Rawdon hijo dio pruebas de excelente apetito y se portó como un hombrecito.
—Me gusta mucho comer aquí —dijo.
—¿Por qué, hijo mío? —le preguntó lady Jane.
—Porque en casa, me hacen comer en la cocina.
Por fortuna no oyó Becky las palabras de su hijo, porque ponía todas sus facultades en la obra de corresponder a las atenciones del barón.
El reinado del nuevo barón había dejado sentir su benéfica influencia en el castillo, que Becky declaró perfecto, elegante, encantador, delicioso, luego que hubo visitado todas sus dependencias acompañada por el castellano. En cuanto a Rawdon hijo, que también lo recorrió en compañía de los hijos de lady Jane, diremos sencillamente que le pareció un palacio encantado. Había interminables galerías, antiguos aposentos regiamente decorados, cuadros de mérito, objetos de rica porcelana y armaduras. Visitó la alcoba donde había muerto su abuelo, y cuyo umbral nunca traspasaban los niños de la casa sino con cierto respeto muy semejante al miedo.
—¿Quién era el abuelo? —preguntó Rawdon.
Respondiéronle sus ciceroni que era un señor muy viejo, a quien solían llevar al jardín en un sillón de ruedas, sillón que le mostraron, para lo cual hubieron de llevarle al desván, donde se pudría el mueble en cuestión.

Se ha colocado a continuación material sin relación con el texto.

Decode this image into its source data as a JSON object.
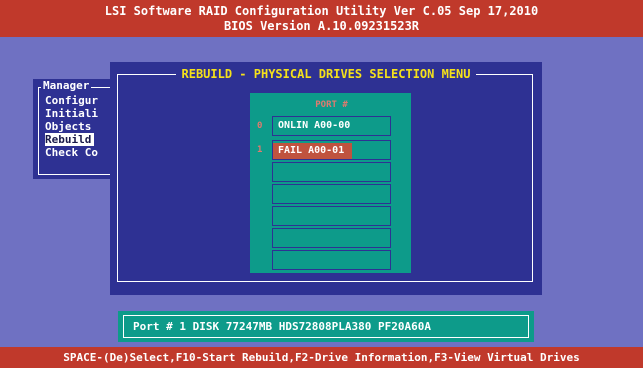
{
  "title": {
    "line1": "LSI Software RAID Configuration Utility Ver C.05 Sep 17,2010",
    "line2": "BIOS Version  A.10.09231523R"
  },
  "left_menu": {
    "title": "Manager",
    "items": [
      "Configur",
      "Initiali",
      "Objects",
      "Rebuild",
      "Check Co"
    ],
    "selected_index": 3
  },
  "rebuild_menu": {
    "title": "REBUILD - PHYSICAL DRIVES SELECTION MENU",
    "port_header": "PORT #",
    "drives": [
      {
        "port": "0",
        "label": "ONLIN A00-00"
      },
      {
        "port": "1",
        "label": "FAIL A00-01",
        "selected": true
      }
    ]
  },
  "info_bar": {
    "text": "Port # 1 DISK  77247MB  HDS72808PLA380  PF20A60A"
  },
  "bottom_bar": {
    "text": "SPACE-(De)Select,F10-Start Rebuild,F2-Drive Information,F3-View Virtual Drives"
  },
  "colors": {
    "background": "#6f71c2",
    "title_bar": "#c0392b",
    "panel": "#2e3193",
    "teal": "#0d9b8a",
    "menu_title": "#f5e11a",
    "fail_highlight": "#c0533f"
  }
}
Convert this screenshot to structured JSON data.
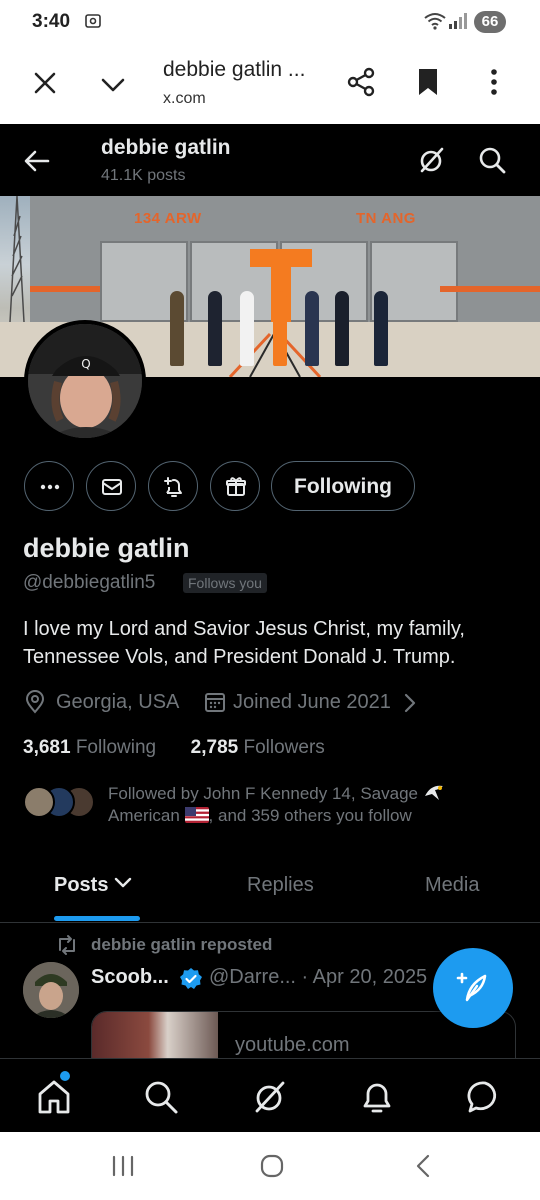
{
  "status_bar": {
    "time": "3:40",
    "battery": "66"
  },
  "browser": {
    "page_title": "debbie gatlin ...",
    "url": "x.com"
  },
  "header": {
    "name": "debbie gatlin",
    "posts": "41.1K posts"
  },
  "banner": {
    "left_text": "134 ARW",
    "right_text": "TN ANG"
  },
  "actions": {
    "following_label": "Following"
  },
  "profile": {
    "name": "debbie gatlin",
    "handle": "@debbiegatlin5",
    "follows_you": "Follows you",
    "bio": "I love my Lord and Savior Jesus Christ, my family, Tennessee Vols, and President Donald J. Trump.",
    "location": "Georgia, USA",
    "joined": "Joined June 2021",
    "following_count": "3,681",
    "following_label": "Following",
    "followers_count": "2,785",
    "followers_label": "Followers",
    "followed_by_a": "Followed by John F Kennedy 14, Savage",
    "followed_by_b": "American",
    "followed_by_c": ", and 359 others you follow"
  },
  "tabs": [
    {
      "label": "Posts"
    },
    {
      "label": "Replies"
    },
    {
      "label": "Media"
    }
  ],
  "post": {
    "repost_label": "debbie gatlin reposted",
    "author": "Scoob...",
    "meta": "@Darre... · Apr 20, 2025",
    "link_domain": "youtube.com"
  },
  "colors": {
    "accent": "#1d9bf0",
    "muted": "#71767b",
    "text": "#e7e9ea",
    "border": "#2f3336"
  }
}
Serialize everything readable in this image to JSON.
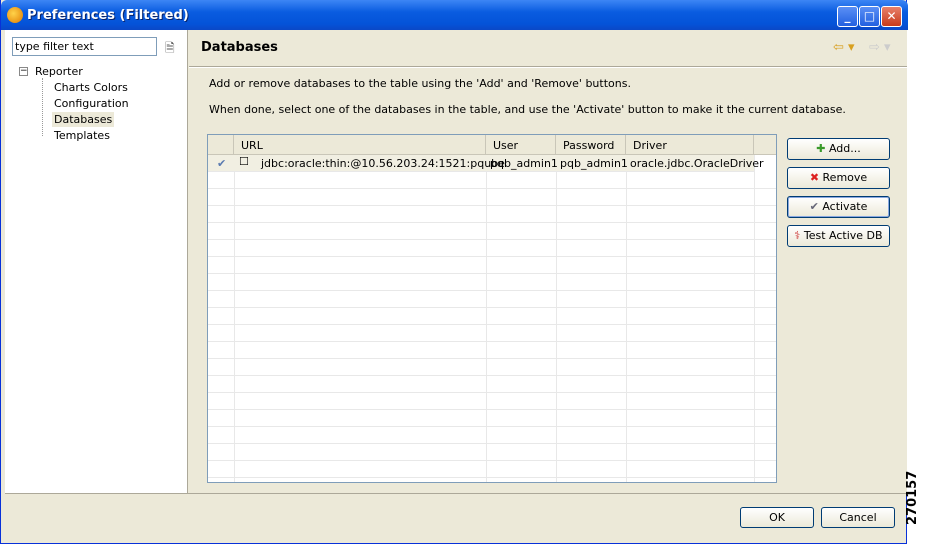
{
  "window": {
    "title": "Preferences (Filtered)",
    "minimize": "_",
    "maximize": "□",
    "close": "✕"
  },
  "sidebar": {
    "filter_placeholder": "type filter text",
    "filter_value": "type filter text",
    "root": "Reporter",
    "root_toggle": "−",
    "items": [
      {
        "label": "Charts Colors"
      },
      {
        "label": "Configuration"
      },
      {
        "label": "Databases",
        "selected": true
      },
      {
        "label": "Templates"
      }
    ]
  },
  "page": {
    "title": "Databases",
    "back": "⇦ ▾",
    "forward": "⇨ ▾",
    "desc1": "Add or remove databases to the table using the 'Add' and 'Remove' buttons.",
    "desc2": "When done, select one of the databases in the table, and use the 'Activate' button to make it the current database."
  },
  "table": {
    "columns": [
      "",
      "URL",
      "User",
      "Password",
      "Driver"
    ],
    "rows": [
      {
        "active": "✔",
        "checkbox": "☐",
        "url": "jdbc:oracle:thin:@10.56.203.24:1521:pqube",
        "user": "pqb_admin1",
        "password": "pqb_admin1",
        "driver": "oracle.jdbc.OracleDriver"
      }
    ]
  },
  "buttons": {
    "add": "Add...",
    "remove": "Remove",
    "activate": "Activate",
    "test": "Test Active DB",
    "add_icon": "✚",
    "remove_icon": "✖",
    "activate_icon": "✔",
    "test_icon": "⚕"
  },
  "footer": {
    "ok": "OK",
    "cancel": "Cancel"
  },
  "figure_id": "270157"
}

La inspección de las mejoras introducidas en el castillo por el genio y la economía de sir Pitt dieron ocupación bastante a éste y a su hermano durante una porción de mañanas. Salían a caballo o en coche, las examinaban, ponderaban y comentaban. Pitt repetía con insistente frecuencia que las obras le costaban un capital, que muchas veces un propietario de grandes patrimonios sufre apuros de los cuales podrían librarle cantidades tan míseras como veinte libras.
—¿Ves esa verja? —decía Pitt—. Tan difícil me es pagarla antes de cobrar mis rentas de enero, como salir volando.
—Algo puedo prestarte yo hasta esa fecha, si te hace falta —contestó Rawdon.